I'm inspecting various function and try to plot their graph based on my observations and compare with graphing tools afterwards.

Given an implicit function $\log_{10}{(xy-1)} = \log_{10}{((1-x)(1-y))}$ how do i plot it?

This comes really hard to me since I have strong doubts about the domain of the function. I can't just reduce the $\log$ since it comes with some constraints.

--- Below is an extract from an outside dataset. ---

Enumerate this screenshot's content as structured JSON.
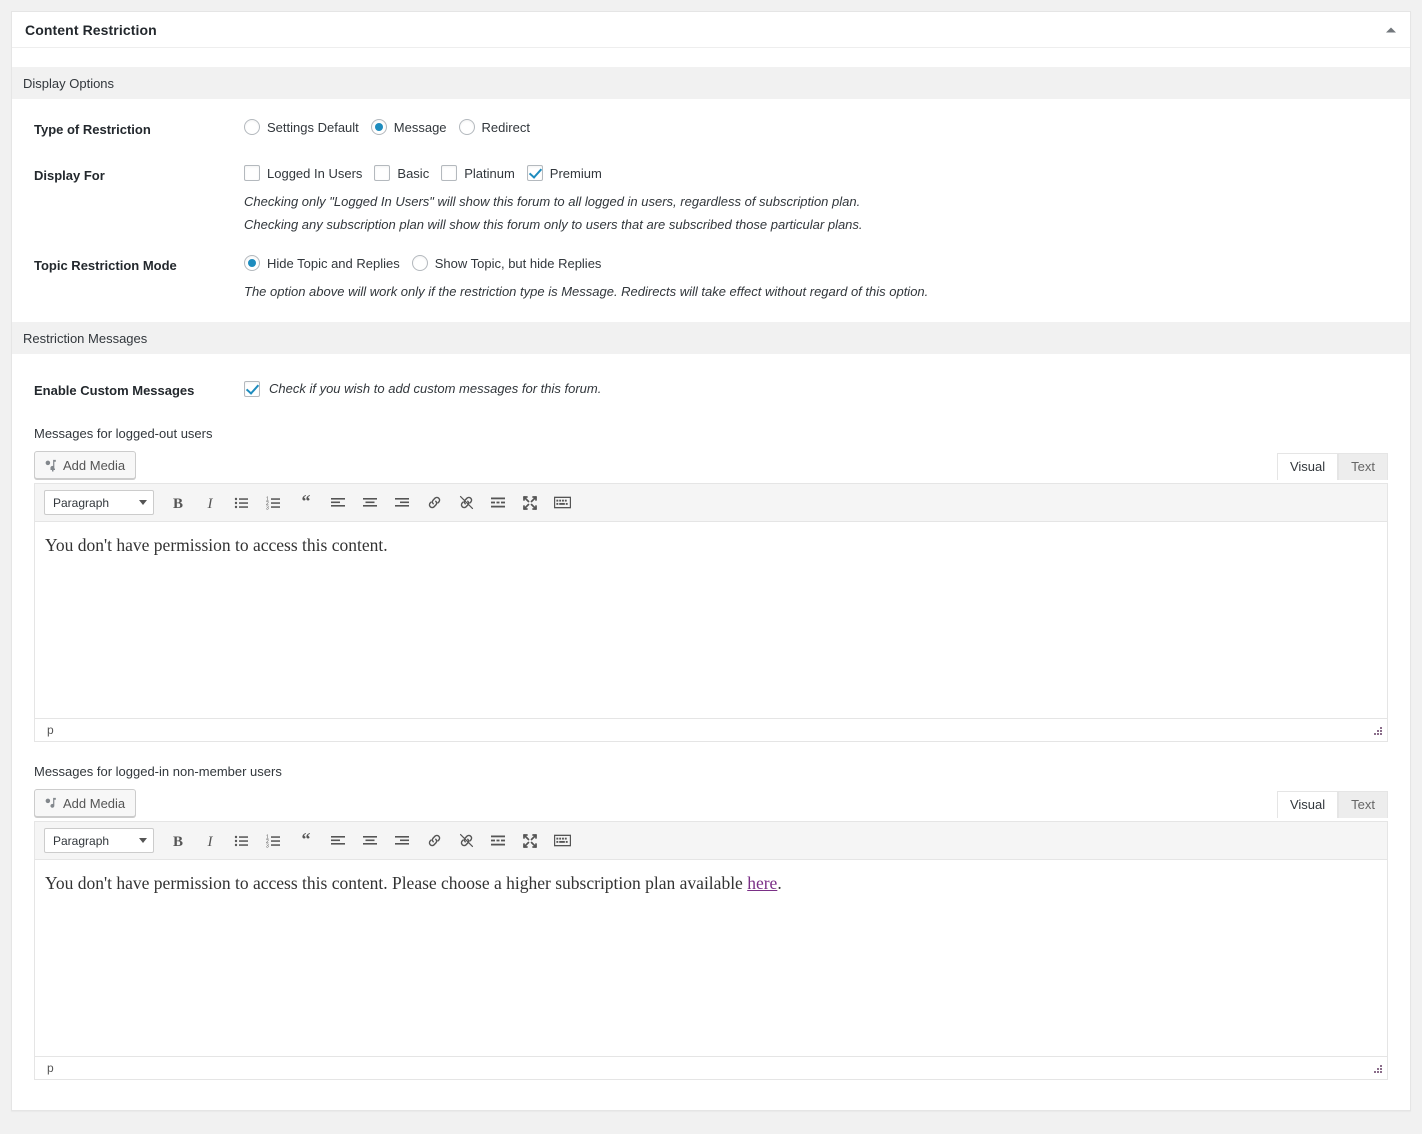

Basically what i think is that the above reduces to:

$$ |xy-1|=|(1-x)(1-y)|, $$ since logarithm argument is greater than $0$ (at least for $x\in \mathbb R$). But now how do i find the explicit form of $y=f(x)$ considering the constraints implied by the logarithm?

upd:

Here is how the graph looks, build based on the answers below:

Intersection of black an purple areas is the domain of the function, and red line is $y=2-x$. Those parts never cross hence no solution in reals is present. Based on that i conclude that the graph is just an empty plane

Answer 1

The given equation implies $xy-1=1-x-y+xy$ i.e. $x+y=2$. For real variables, the maximum obtainable $xy=1-(1-x)^2$ is $1$, i.e. we cannot have $xy>1$. There are therefore no real $x,\,y$ that give both sides of the equation the same finite real value.

Answer 2

Since $\log x$ is injective and defined for $x>0$ we have

$$\log_{10}{(xy-1)} = \log_{10}{((1-x)(1-y))} \implies xy-1 = (1-x)(1-y) \implies x+y-2=0$$

with the conditions

• $xy-1>0$
• $(1-x)(1-y)>0$